Terry Reardon is the author of Winston Churchill and Mackenzie King: So Similar, So Different (2012).
Neville Thompson, The Third Man: Churchill, Roosevelt, Mackenzie King, and the Untold Friendships That Won WWII, Sutherland House Books, 2021, 484 pages, CAN $39.95. ISBN 978–1989555262
While acknowledging that the dominant politicians among the Western Allies in the Second World War were Winston Churchill and Franklin Roosevelt, Neville Thompson makes a case that the Canadian prime minister also played an important role.
W. L. Mackenzie King was an unlikely leader. He was introverted and cautious but remarkably successful. When he retired in 1948, he had been prime minister for twenty-one years altogether, a record for longevity in all of British and Commonwealth history.
King also kept a diary in which he recorded his thoughts, feelings, and happenings, including his meetings and communications with Churchill and Roosevelt. Thompson states that this “remarkable diary consists of 30,000 typewritten pages, about 7.5 million words….. It begins in 1893…and continues up to three days before his death in 1950.” The diary is the central source for this book, with Thompson opining that Churchill and Roosevelt would not likely have been so frank, especially as concerns each other, if they had known that their remarks, often confidential, would be recorded for posterity.
King had achieved prominence as Canada’s first Minister of Labour in solving industrial disputes. It was natural that he would be a strong supporter of Neville Chamberlain’s policy of appeasing Hitler and deeply suspicious of the orations of Churchill, which King thought would incite war. When Churchill became prime minister, however, King pledged Canada’s full support, and his opinion of Churchill rose to hero worship as the war progressed.
King was also at first suspicious of Roosevelt and the New Deal, which he considered “half-baked.” When the two men met officially for the first time in 1934, however, King succumbed—as most did—to the President’s charm, and a trade agreement was satisfactorily completed.
When the Second World War broke out, and especially after Churchill became prime minister, King became, as Thompson states, a reluctant go-between for the British and American leaders. Roosevelt was not at first confident that Britain would survive, and he asked King to lead the Dominions into pressuring Churchill not to make a soft peace with Germany. If defeat were likely, the President wanted the British fleet to be “dispersed to the empire,” but he did not want this idea to be seen coming from himself. King saw this as a selfish ploy for the United States to save itself. Although he did contact Churchill, King made it clear that it was the President’s entreaty and affirmed that Canada was determined to give all in its power to the Allied cause.
After the “miracle” of Dunkirk and the attack on the French fleet to ensure it did not fall into German control, Roosevelt adopted a more positive stance. In August 1940 he announced that his administration was discussing acquiring naval and air bases from Britain to protect the western hemisphere in exchange for old US Navy destroyers. The President also invited King to meet with him in Ogdensburg, New York to discuss the joint defence of North America. The result was that each country committed to protecting the other, and a Joint Permanent Board on Defence (which still exists) was established.

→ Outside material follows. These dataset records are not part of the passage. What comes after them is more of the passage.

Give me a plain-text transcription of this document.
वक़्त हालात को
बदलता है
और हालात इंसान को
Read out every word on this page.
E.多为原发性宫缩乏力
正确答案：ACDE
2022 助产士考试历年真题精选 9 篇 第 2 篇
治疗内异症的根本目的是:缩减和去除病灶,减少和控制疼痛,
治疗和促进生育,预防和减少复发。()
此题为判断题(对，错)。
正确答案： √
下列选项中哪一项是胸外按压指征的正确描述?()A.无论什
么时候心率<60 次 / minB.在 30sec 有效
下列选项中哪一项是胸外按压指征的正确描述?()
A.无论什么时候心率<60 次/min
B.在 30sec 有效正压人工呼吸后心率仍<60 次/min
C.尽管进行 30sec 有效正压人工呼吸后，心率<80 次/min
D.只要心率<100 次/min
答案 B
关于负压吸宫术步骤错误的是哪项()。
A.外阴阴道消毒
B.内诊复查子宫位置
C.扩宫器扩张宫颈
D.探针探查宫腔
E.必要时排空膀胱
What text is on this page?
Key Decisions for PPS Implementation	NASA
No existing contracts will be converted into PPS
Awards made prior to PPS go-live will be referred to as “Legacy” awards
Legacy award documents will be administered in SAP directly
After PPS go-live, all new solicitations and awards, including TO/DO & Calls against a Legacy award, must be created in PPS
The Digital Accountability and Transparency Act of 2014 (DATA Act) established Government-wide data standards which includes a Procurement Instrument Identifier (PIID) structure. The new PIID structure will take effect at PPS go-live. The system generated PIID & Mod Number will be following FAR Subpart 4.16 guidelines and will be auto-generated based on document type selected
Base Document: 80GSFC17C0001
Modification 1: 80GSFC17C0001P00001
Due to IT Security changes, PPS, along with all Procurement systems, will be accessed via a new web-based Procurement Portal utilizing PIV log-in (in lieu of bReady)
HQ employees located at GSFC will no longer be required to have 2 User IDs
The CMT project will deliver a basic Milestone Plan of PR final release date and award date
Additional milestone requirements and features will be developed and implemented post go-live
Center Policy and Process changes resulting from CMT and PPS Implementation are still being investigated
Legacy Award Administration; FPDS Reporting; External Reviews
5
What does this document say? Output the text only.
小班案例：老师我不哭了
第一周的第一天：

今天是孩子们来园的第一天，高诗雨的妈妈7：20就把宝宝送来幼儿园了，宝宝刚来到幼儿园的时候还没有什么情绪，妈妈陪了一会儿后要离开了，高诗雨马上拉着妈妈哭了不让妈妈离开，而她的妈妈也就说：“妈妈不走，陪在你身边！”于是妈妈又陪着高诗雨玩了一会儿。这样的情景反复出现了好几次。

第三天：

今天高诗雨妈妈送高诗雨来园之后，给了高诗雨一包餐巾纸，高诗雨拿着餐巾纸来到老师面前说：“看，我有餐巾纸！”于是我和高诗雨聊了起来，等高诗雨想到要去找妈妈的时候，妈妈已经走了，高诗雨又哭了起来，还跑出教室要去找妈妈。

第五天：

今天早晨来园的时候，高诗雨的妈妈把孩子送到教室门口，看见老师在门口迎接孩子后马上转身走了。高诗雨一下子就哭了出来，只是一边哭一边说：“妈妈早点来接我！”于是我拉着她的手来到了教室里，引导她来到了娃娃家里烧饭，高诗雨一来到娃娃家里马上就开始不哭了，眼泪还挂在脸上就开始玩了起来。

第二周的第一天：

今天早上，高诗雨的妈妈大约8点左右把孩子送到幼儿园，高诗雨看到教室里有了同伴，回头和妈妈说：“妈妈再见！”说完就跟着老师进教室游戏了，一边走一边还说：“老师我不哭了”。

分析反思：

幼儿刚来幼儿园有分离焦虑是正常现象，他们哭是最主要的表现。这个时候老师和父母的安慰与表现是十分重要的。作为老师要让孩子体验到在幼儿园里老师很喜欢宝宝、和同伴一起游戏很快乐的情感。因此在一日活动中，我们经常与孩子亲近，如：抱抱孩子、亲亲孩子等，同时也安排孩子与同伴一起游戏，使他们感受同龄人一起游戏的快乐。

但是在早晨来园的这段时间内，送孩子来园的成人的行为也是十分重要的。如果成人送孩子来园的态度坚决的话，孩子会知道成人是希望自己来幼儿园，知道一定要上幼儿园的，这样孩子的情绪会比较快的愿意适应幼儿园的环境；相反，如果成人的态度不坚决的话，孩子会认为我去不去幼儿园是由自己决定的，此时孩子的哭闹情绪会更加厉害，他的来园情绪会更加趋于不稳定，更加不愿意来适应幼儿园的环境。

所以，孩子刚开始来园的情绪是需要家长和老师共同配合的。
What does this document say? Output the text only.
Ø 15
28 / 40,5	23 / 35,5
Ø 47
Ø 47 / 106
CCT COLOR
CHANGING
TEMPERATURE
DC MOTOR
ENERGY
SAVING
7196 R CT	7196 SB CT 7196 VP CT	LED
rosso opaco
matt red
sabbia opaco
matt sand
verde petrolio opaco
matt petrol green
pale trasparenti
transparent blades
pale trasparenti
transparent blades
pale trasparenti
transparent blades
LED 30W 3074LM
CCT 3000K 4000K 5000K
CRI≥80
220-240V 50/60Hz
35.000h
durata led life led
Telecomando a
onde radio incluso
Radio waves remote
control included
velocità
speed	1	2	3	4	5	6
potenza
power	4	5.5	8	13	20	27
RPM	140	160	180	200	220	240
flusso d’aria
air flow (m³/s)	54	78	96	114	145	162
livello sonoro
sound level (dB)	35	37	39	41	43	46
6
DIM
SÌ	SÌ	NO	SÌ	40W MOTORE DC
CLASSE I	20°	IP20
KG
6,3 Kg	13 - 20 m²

In early 1941, King was faced with a serious economic problem, of which Thompson includes a detailed account. Canada, which was the lifeline keeping Britain alive, had built up a huge trade deficit with the United States, mainly for war production. King had been reluctant to accept Roosevelt’s repeated invitations to visit him but realized that a direct meeting was necessary. This was held at the President’s personal home, and the subsequent “Hyde Park Agreement” ended Canada’s financial difficulties for the duration of the war.
After Churchill and Roosevelt began meeting directly starting in August 1941, King’s services as a go-between were no longer required, but, as Thompson writes, both Churchill and Roosevelt were eager to retain a close relationship with King, whose opinions they valued.
King’s friendship with the British and American leaders continued throughout the war and, in Churchill’s case, afterwards. Following the President’s death in April 1945, King was the only member of a foreign government to be present at the interment. He appeared, however, as a friend and not in an official capacity.
In this highly readable book, Thompson does not attempt to provide a detailed account of Canada’s important contribution to the war effort, but he does succeed in his primary objective. While King was not a central figure in the war when compared to Churchill and Roosevelt, he did play a significant part in the successful outcome.